内陸圏・海域圏交流ネットワークとイスラム
森川哲雄・佐伯弘次編
ISBN4-88757-107-0
櫂歌書房 2006.5

 九州大学21世紀COEプログラムに基づいて、昨年9月に行われたワークショップでの内容に沿ったもので、「内陸圏・海域圏交流ネットワークとイスラム」のテーマに沿った11の論文が収録されている。社会経済史というような分野に近い内容であり、政治史を中心として、趣味として歴史と付き合っている私には遠い分野であり、学生時代の歴史の授業では文化史と並んで読み飛ばしていたところといってよい。それでも読んでみると得心する部分がかなりあり、今まで知らなかった世界という点で面白かった。以下、興味を惹かれたものについて、つまみ食いして簡単に紹介してみたい。


 「明初中国と中央アジア・西アジア地域との間における外交言語の問題」
 劉迎勝
 中国に来る諸外国の使節が何語を使っていたのか。自国語と中国語を喋れる通訳を使い、文書は漢文でと想像するのだが、日本や朝鮮ならそうなのかもしれない。では中央アジアや東南アジアはどうだったの、といわれると想像もつかない。本論によると、明初期その中心は回回文、つまりアラビア文字によるペルシャ語文書だったという。しかもシャムあたりからの文書についても、回回文だったとか。鄭和が注目されているように、この時代にもムスリムの存在がある。教科書的な知識として、明初といえば東南アジアに本格的にイスラム教が拡がり始めた時代との認識がある。それでペルシャなのかなという点は分りやすく、それでいて面白い。

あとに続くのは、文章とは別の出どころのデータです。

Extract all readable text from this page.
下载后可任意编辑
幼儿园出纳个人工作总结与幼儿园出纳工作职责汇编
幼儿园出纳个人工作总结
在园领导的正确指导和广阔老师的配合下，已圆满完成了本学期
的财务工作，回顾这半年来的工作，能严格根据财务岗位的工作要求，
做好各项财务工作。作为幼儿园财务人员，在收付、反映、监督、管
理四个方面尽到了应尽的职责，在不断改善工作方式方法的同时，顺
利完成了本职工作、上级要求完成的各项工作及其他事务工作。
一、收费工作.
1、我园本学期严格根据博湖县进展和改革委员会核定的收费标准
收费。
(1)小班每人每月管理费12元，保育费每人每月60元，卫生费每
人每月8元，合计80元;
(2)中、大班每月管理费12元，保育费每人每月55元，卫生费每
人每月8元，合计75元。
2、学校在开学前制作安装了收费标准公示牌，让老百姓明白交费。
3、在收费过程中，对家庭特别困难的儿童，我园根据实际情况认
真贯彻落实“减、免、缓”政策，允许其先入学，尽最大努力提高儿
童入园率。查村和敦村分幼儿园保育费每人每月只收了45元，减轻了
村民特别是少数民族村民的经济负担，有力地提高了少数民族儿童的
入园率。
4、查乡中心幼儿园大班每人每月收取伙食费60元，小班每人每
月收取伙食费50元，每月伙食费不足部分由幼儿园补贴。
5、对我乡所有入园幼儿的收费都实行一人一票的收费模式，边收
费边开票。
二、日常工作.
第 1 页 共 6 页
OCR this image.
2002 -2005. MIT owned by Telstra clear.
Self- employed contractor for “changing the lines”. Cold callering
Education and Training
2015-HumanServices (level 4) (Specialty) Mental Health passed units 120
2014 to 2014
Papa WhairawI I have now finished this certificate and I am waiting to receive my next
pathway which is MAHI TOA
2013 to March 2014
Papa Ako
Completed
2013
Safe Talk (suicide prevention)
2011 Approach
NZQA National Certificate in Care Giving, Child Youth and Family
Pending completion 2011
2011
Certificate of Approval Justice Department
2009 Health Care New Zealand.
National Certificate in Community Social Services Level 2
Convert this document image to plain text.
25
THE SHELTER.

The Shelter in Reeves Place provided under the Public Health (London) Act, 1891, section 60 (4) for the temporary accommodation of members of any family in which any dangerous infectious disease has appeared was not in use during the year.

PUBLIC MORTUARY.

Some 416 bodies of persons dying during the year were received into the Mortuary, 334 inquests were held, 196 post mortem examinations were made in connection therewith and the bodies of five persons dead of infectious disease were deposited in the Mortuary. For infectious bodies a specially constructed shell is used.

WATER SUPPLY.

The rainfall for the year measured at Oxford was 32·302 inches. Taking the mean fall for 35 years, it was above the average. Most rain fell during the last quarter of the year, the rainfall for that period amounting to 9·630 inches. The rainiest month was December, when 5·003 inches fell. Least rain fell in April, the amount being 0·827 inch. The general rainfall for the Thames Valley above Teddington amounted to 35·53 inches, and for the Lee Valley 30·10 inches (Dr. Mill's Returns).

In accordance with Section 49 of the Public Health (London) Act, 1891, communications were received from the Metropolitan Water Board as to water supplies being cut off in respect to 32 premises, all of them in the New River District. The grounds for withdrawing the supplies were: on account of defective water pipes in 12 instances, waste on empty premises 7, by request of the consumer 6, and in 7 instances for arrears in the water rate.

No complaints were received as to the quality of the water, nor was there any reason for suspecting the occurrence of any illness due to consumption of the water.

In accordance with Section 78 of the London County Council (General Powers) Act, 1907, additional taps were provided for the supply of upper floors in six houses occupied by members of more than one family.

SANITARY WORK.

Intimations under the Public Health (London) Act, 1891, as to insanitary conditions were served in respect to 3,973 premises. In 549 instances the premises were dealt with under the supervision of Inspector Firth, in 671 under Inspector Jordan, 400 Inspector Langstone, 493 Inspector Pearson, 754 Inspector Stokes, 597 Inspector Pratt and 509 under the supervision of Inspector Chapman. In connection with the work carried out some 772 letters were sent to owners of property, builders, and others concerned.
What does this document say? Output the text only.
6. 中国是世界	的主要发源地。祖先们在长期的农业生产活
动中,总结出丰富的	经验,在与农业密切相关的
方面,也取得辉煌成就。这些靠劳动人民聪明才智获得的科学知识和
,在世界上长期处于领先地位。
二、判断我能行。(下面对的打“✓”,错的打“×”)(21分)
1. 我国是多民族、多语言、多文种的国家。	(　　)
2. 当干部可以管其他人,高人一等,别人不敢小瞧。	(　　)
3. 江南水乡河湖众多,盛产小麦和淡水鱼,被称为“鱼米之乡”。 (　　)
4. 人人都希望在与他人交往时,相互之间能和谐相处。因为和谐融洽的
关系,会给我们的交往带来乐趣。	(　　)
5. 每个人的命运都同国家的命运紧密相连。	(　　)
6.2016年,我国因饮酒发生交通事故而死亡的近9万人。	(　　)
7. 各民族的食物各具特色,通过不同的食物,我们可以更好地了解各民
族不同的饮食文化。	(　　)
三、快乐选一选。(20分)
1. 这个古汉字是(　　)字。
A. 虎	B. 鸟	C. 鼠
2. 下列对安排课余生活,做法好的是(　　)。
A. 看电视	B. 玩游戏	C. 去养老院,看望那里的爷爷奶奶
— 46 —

 「西安清真寺洪武25年聖旨碑」からみた元明期中国ムスリムの変容とネットワーク」
 舩田善之
 チンギス=ハンの時代に活躍した中央アジア出身者というサイイド=アジャッルの子孫に関わる、西安に残る石碑の碑文に基づく論文。モンゴルの時代に周辺から中国に移り住んだ人々はその後どうなったのか、という話は一般的にはあまり語られないところであり、ともすれば元朝の滅亡とともに忽然と消え去ってしまったような印象さえ感じてしまう。元明の交代期を越えて、そういう人達がなおも中国にとどまり、根をおろしていった記録が残っているところが興味深い。
 なお論文本旨とは関係ないのだが、本論中でチンギス=ハン一族の名前に、今までにあまり見たことがない表記がされている。オゴデイをウグデイ、トルイをトロイ、モンケをムンフといったところ。とくに説明がないので分からないのだが、これが今主流の表記、あるいは発音に近い表記ということか?

 「元朝とイル=ハン朝の外交・通商関係における国際貿易商人」
 四日市康博
 元朝とイル=ハン朝の間の繋がりというと、マルコ・ポーロが帰国の際にフビライの命を受けて・・・という話を思い出すが、この話は中国の資料には全く登場しないとか。本論ではこの時代に実際に両朝の通交を担った人々を、東西両方から取り上げて検討している。もともと私が明確なイメージを持っていないので、なにより具体名がいくつもあがるところに率直に驚く。実際に活発な交流があったということである。本論中に紹介されているのだが、両朝の使節のやり取りの中には、フレグ家が中国に持っている領地からの収入の輸送というのが含まれていたとか。形式的なのかもしれないけど、13世紀の終わりになってもそういうやり取りがあるというのは、モンゴルという超巨大国家があの時代にどこまで一つの国として機能し得たのかと、飛躍して考えてもとても面白い。


 本書はごく限られた時代、ついて深く掘り下げたテーマに基づく論文集であり、その意味で自分の興味のある時代地域とはいえ、趣味として読むにはややしんどい。また逆の意味で普段あまり目にしない具体的な話が触れられている点、とても興味深い。テーマ的にともて面白いので、舩田さんや四日市さんには遠くない時期に一般向けの一書を是非お願いしたい。